Passemos a página. Faz mais sentido, e tem mais alegria e vida falar de árvores. Fazem sombra, oxigenam e embelezam o ambiente, e criam e deixam raízes, e até podem dar frutos.
A cidade de Loures, além de ser uma cidade, mantém felizmente os traços de ruralidade, e a norte é muito verdejante, e tem dois jardins públicos um deles enfeitado com a réplica da fachada duma igreja de Macau, mas paradoxalmente no seu interior não tem árvores para combater os raios de sol que queimam os seus passeios e as moleirinhas dos transeuntes.
Diz-se ou tem-se a impressão que Bernardino Soares é um homem muito apegado ao equilíbrio das contas públicas. Salvaguarda a distância intelectual, Salazar também o foi mas Duarte Pacheco encheu os pulmões de Lisboa com o parque florestal de Monsanto.
Tudo custa dinheiro, mas penso que arborizar Loures, e em particular os seus jardins públicos é provável que não faça rebentar por defeito os cofres do município. Ademais, o dinheiro do município é do município. Apenas se pede que o presidente seja um bom gerente sem ser unha de fome. Será pedir muito? Pensamos que não, e os lourenses e turistas merecem as sombras.
Loures precisa de vida e de verde e de juventude e não vamos dizer que de presidentes cinzentos e de fatos apertados está o portugalito cheio.
A arborização de Loures e dos seus jardins não deve custar uma pipa de massa como as faraónicas obras da estrada “velha” da cidade de Loures, a quem cortaram a mão do norte e adelgaçaram tanto que uma camioneta tem dificuldade em passar a sua barriga.
Filipe Esménio, na sua crónica de maio último, com mel e cicuta, exorta, e bem, o pessoal de Loures a fazer coisas e que não seja apenas cozinhar os caracóis, e as momices e os carros alegóricos do carnaval.
Os jardins de Loures precisam tanto de árvores como as casas precisam de chaminés.

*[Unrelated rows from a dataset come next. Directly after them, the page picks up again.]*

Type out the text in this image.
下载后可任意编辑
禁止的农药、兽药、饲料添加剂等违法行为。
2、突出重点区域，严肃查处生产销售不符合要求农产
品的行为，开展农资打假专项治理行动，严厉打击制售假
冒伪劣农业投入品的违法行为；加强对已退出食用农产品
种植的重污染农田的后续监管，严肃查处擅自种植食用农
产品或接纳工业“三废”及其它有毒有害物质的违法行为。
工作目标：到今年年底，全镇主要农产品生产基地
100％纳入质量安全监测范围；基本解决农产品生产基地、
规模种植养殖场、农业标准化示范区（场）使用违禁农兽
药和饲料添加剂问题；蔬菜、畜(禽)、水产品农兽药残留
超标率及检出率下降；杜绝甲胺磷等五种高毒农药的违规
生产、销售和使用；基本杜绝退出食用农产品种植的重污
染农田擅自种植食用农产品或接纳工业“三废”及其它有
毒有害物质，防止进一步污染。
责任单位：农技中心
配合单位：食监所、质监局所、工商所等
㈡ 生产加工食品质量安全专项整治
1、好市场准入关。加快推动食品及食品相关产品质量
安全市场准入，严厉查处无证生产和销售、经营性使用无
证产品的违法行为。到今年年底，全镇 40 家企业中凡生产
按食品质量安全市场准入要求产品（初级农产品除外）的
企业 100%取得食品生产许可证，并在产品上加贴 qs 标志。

Também as crianças não podem brincar nos jardins debaixo da torreira do sol. Por outro lado podia desenvolver-se o mercado dos viveiros de plantação de árvores essencial para tapar as grandes crateras nas florestas deixadas pelos incêndios de verão.
Finalizando fica aqui um merecido preito público a Pedro Santos Pereira pelo seu humanismo e obra realizada em prol da comunidade, e se me permitem à minha amiga Odete, tendo ambos partido para outras dimensões, um de forma imprevista e outro com hora marcada, mas ambos muito injustamente, como é apanágio da morte.